Project CARS has the largest track roster of any recent racing game, as well as dynamic day/night cycles and weather patterns. The game also supports Oculus Rift and Project Morpheus, the latter of which is particularly interesting for PS4 owners.
Project Morpheus support is built into a game with a release date in November, yet Sony hasn’t officially announced a Project Morpheus release date. Maybe the functionality is the developer (Slightly Mad) just “future proofing” its game. Or maybe, just maybe, Sony’s closer to announcing a Project Morpheus release date than we think.
Although the game hasn’t yet shipped for PS4 or Xbox One, the game already has quite a fanbase. That should bode quite well for its online multiplayer elements.
Project CARS gathered its worldwide following during a crowd-funding campaign.

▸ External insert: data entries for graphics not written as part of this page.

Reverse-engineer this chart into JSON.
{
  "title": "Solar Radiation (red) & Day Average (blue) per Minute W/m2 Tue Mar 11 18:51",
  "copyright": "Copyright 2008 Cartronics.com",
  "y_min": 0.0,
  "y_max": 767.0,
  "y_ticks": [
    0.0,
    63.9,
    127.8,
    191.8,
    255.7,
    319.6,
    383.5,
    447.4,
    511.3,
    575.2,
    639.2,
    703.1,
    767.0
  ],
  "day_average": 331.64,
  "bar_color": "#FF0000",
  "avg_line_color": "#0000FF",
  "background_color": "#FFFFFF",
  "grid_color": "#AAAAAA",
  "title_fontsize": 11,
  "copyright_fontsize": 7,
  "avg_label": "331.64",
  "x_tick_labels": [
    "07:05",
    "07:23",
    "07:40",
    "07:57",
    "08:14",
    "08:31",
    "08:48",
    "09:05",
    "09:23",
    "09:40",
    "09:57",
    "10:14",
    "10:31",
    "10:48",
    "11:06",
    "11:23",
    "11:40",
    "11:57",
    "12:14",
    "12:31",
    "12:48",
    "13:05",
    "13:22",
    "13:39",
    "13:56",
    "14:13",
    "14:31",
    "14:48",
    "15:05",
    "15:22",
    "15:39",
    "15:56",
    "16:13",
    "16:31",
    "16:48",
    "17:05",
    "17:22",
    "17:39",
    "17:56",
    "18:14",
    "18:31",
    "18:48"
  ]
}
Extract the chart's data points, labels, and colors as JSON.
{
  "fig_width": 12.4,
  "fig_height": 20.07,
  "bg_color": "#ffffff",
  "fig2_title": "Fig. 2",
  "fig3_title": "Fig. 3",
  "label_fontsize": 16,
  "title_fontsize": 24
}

That same crowd-funding campaign helped inform the development process as well, giving gamers a chance to create “their ultimate racing experience.”
As a result of that mass-QA process, Bandai Namco has taken to calling Project CARS “the most authentic, beautiful, intense, and technically-advanced racing game on the planet.”
Anyone else think Ubisoft (The Crew), Sony (Drive Club) and Microsoft (Forza Horizon 2) might have a bone to pick about those claims?
Project CARS allows players to create a driver, pick from a wide variety of motorsports and shift into high gear to chase a number of Historic Goals. There’s also a competitive multiplayer component, with online modes such as race weekends, leaderboard-based time challenges, and continually updated community events.
In a nice twist, Project CARS also gives the winners of some of those events real-world prizes.